Item | Global secondary index | Local secondary index |
Synchronization mode | Asynchronous mode | Synchronous mode |
Requirements on the first primary key column | The first primary key column of a global secondary index can be any primary key column or predefined column of the data table for which the secondary index is created. | The first primary key column of a local secondary index must be the same as the first primary key column of the data table for which the secondary index is created. |
Synchronization latency | Within a few milliseconds | Real-time |
Read consistency | Eventual consistency | Strong consistency |
Queries based on search indexes
Search indexes support various index schemas, such as inverted indexes and spatio-temporal indexes. Therefore, different from queries based on the primary key of data tables and queries based on secondary indexes, queries based on search indexes support multiple query methods, such as Boolean query, fuzzy query, geo query, and full-text search. For more information, see Overview.
Search indexes provide more features than secondary indexes. You can specify various conditions to query data from multiple dimensions by using a search index.
Select an index
Check whether you need to use indexes based on query conditions.
In most cases, you do not need to use indexes in the following query scenarios:
If queries based on the specified primary key or primary key value range can meet your business requirements, you do not need to create an index. For more information, see Read data.
If you want to filter data in a range within which the amount of data is small or if you do not frequently perform queries, you can use the filter feature. You do not need to create an index. For more information, see Configure a filter.
If you do not frequently perform complex queries and are not sensitive to latency, you can execute SQL statements to query data in Tablestore. For more information, see Query data.
If you need to use an index, select a secondary index or a search index based on your business requirements.
A secondary index is an index table that is similar to a data table. Secondary indexes provide a data distribution mode that uses a specific method to arrange the primary key columns of index tables. One index supports one query condition. Secondary indexes arrange data based on the specified query condition to improve query performance. An index table supports the same amount of data as a data table. You must consider hashing when you specify the primary key for secondary indexes.
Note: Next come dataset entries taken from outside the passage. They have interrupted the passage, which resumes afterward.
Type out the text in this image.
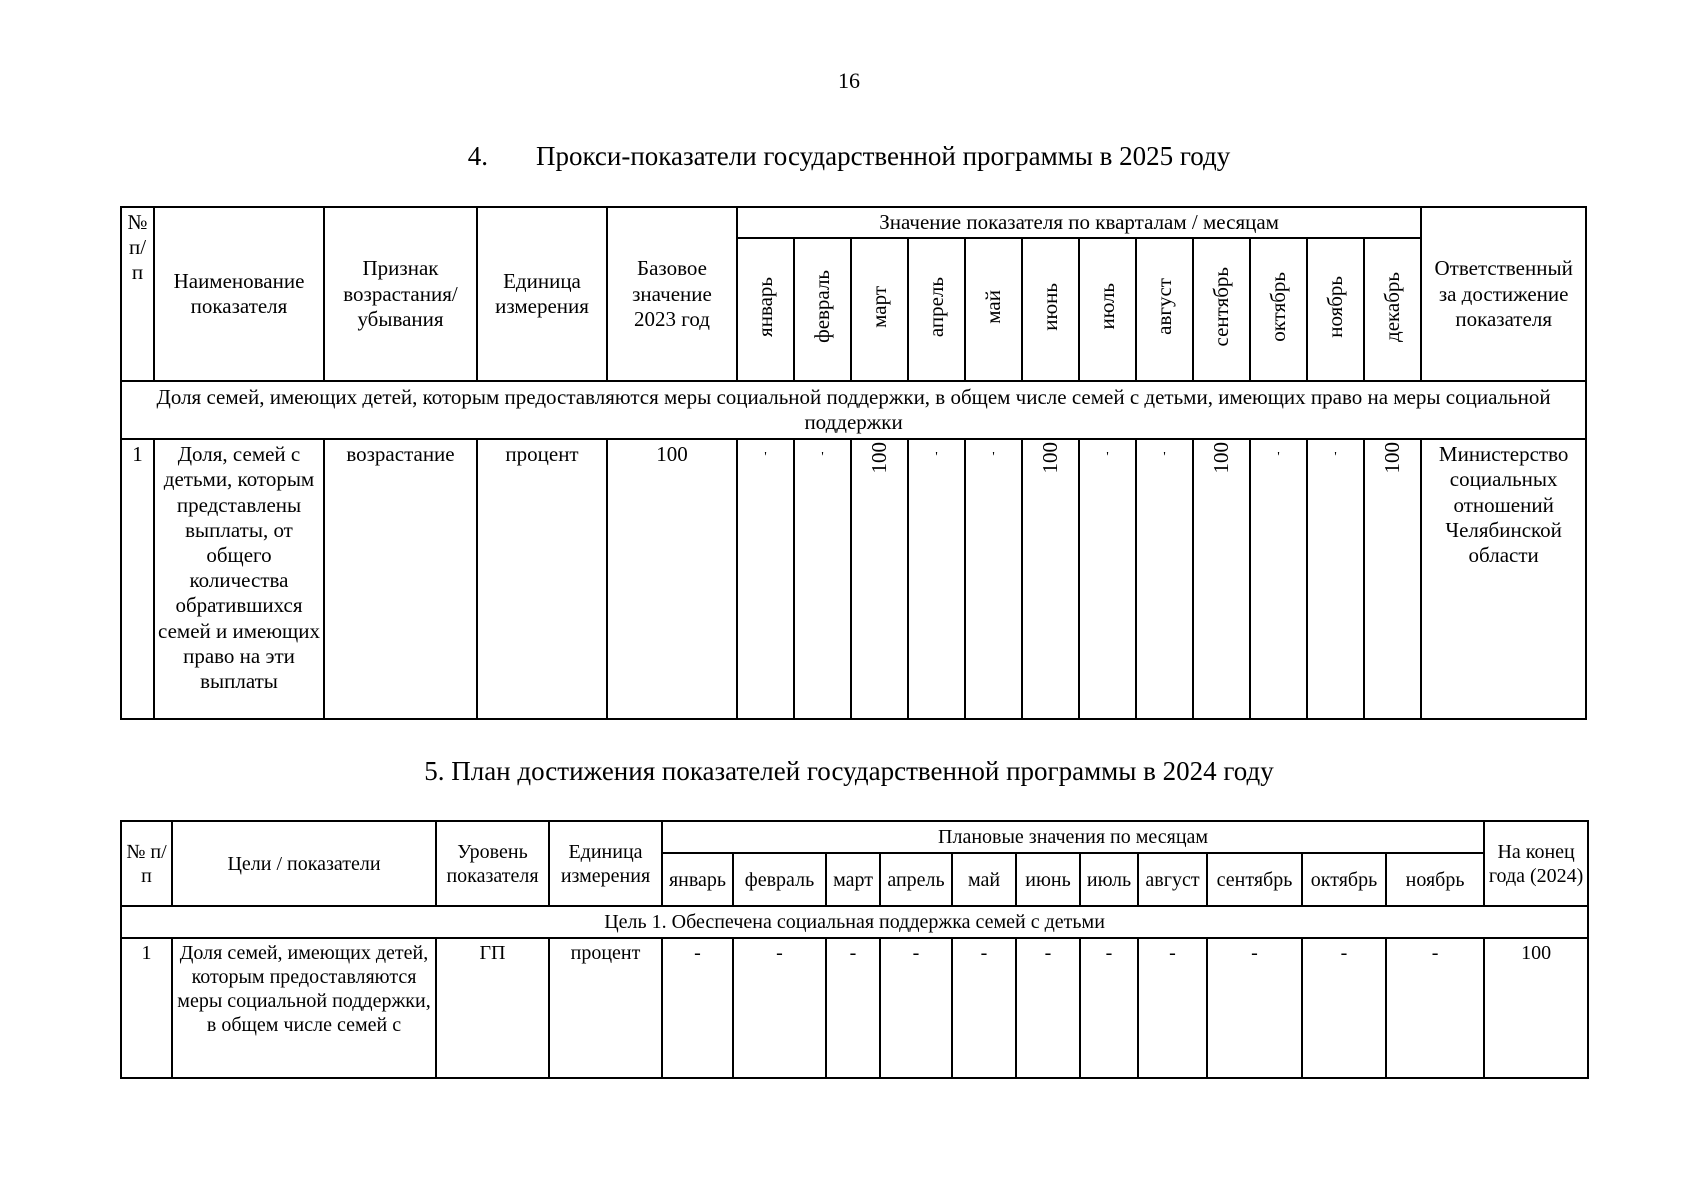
16
4. Прокси-показатели государственной программы в 2025 году
№ п/ п	Наименование показателя	Признак возрастания/ убывания	Единица измерения	Базовое значение 2023 год	Значение показателя по кварталам / месяцам												Ответственный за достижение показателя
					январь	февраль	март	апрель	май	июнь	июль	август	сентябрь	октябрь	ноябрь	декабрь	
Доля семей, имеющих детей, которым предоставляются меры социальной поддержки, в общем числе семей с детьми, имеющих право на меры социальной поддержки																	
1	Доля, семей с детьми, которым представлены выплаты, от общего количества обратившихся семей и имеющих право на эти выплаты	возрастание	процент	100	'	'	100	'	'	100	'	'	100	'	'	100	Министерство социальных отношений Челябинской области
5. План достижения показателей государственной программы в 2024 году
№ п/п	Цели / показатели	Уровень показателя	Единица измерения	Плановые значения по месяцам											На конец года (2024)
				январь	февраль	март	апрель	май	июнь	июль	август	сентябрь	октябрь	ноябрь	
Цель 1. Обеспечена социальная поддержка семей с детьми															
1	Доля семей, имеющих детей, которым предоставляются меры социальной поддержки, в общем числе семей с	ГП	процент	-	-	-	-	-	-	-	-	-	-	-	100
A search index contains a combination of schemas. Each column supports schemas such as inverted indexes. You can sort query results by column. One search index can support multiple query conditions. You do not need to create multiple search indexes for different query conditions.
Compared with secondary indexes, search indexes support multiple query methods, such as Boolean query, fuzzy query, full-text search, and geo query. Search indexes also support multiple schemas to accelerate data filtering but are less efficient than secondary indexes when data is read in a fixed order. The query performance of search indexes varies based on the size of a data table. If a data table contains tens of billions of rows, we recommend that you use the routing key to shard data. You can also use the routing key to reduce the amount of data in a query.